The implied treatment for our health care system is also simple: find ways to get patients, physicians, and other providers to adopt best practices. We were focused on information technology as one potential way to do this, but many others have also gotten attention, including:

  • Changing provider payments to reward healthy outcomes rather than just paying more for more procedures;
  • Changing patients incentives to encourage more efficient decisions about what services to use;
  • Investing in comparative effectiveness –i.e., study what works and what doesn’t — and sharing that information (and, perhaps, using it as a basis for payment rates);
  • Encouraging preventative care that may avoid future illnesses.

Done right, each of these approaches could undoubtedly increase the value we get from our health system. Unfortunately, that potential has sometimes been oversold, with advocates arguing that policies to implement such “silver bullets” would dramatically reduce the cost of health care.

My view is more cautious. We know that there are substantial — some would say embarrassing — inefficiencies in the system. And we have reason to believe that various steps — greater adoption of health IT, comparative effectiveness, better incentives for providers and patients, etc. — might be able to reduce those inefficiencies.
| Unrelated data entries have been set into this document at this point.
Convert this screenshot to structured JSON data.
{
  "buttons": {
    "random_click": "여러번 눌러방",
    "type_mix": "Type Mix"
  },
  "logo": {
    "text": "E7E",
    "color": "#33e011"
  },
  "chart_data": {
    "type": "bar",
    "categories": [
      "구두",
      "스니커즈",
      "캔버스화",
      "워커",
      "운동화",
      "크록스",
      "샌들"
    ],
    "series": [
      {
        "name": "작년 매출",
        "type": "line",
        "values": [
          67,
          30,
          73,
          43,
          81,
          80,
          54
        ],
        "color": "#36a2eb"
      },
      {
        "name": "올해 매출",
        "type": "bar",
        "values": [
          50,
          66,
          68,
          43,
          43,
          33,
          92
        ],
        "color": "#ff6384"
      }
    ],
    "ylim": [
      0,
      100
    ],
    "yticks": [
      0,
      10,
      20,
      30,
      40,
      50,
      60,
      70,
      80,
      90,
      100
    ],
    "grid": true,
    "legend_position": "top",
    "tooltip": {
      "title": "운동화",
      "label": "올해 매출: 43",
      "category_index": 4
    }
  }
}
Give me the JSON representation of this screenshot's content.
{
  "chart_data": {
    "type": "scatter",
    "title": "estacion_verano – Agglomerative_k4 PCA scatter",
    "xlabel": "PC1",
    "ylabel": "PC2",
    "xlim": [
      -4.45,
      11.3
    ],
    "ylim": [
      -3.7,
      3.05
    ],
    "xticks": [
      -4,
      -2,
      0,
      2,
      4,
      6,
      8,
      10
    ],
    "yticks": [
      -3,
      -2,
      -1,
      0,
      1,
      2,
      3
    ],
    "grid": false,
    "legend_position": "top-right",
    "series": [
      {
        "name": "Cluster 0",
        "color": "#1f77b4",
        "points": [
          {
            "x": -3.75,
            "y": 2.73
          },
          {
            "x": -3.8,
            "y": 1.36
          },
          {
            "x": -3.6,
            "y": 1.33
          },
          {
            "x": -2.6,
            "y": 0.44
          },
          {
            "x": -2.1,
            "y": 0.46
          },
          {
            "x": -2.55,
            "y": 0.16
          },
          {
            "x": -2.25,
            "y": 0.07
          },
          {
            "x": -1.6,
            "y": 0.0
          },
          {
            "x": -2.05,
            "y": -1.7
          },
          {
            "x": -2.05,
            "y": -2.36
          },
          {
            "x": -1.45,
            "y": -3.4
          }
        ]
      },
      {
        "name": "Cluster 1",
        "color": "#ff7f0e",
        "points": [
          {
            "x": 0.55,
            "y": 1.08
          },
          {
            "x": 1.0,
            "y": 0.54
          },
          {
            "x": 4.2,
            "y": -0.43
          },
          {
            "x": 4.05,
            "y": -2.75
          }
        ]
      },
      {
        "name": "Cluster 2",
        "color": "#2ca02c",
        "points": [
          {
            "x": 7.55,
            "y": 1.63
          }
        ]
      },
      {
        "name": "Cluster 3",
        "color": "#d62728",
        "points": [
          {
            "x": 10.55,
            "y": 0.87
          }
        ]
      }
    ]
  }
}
But we don’t know whether actual policy actions, with all their warts and blemishes, can actually tap into that potential and, if so, to what degree.

Policy should therefore focus on figuring out which policy interventions might work and learning how to calibrate them for maximum benefit. In short, policymakers should view health spending as an R&D problem. The goal is not to select the optimal policy once-and-for-all, but to set us on a path where we will learn what we need to know to make fundamental reforms down the road.

P.S. The Congressional Budget Office discusses this argument in the letter than I keep referencing (e.g., here and here):

[M]any of the specific changes that might ultimately prove most important [for reducing health spending] cannot be foreseen today and could be developed only over time through experimentation and learning. Modest versions of such efforts — which would have the desirable effect of allowing policymakers to gauge their impact — would probably yield only modest results in the short term.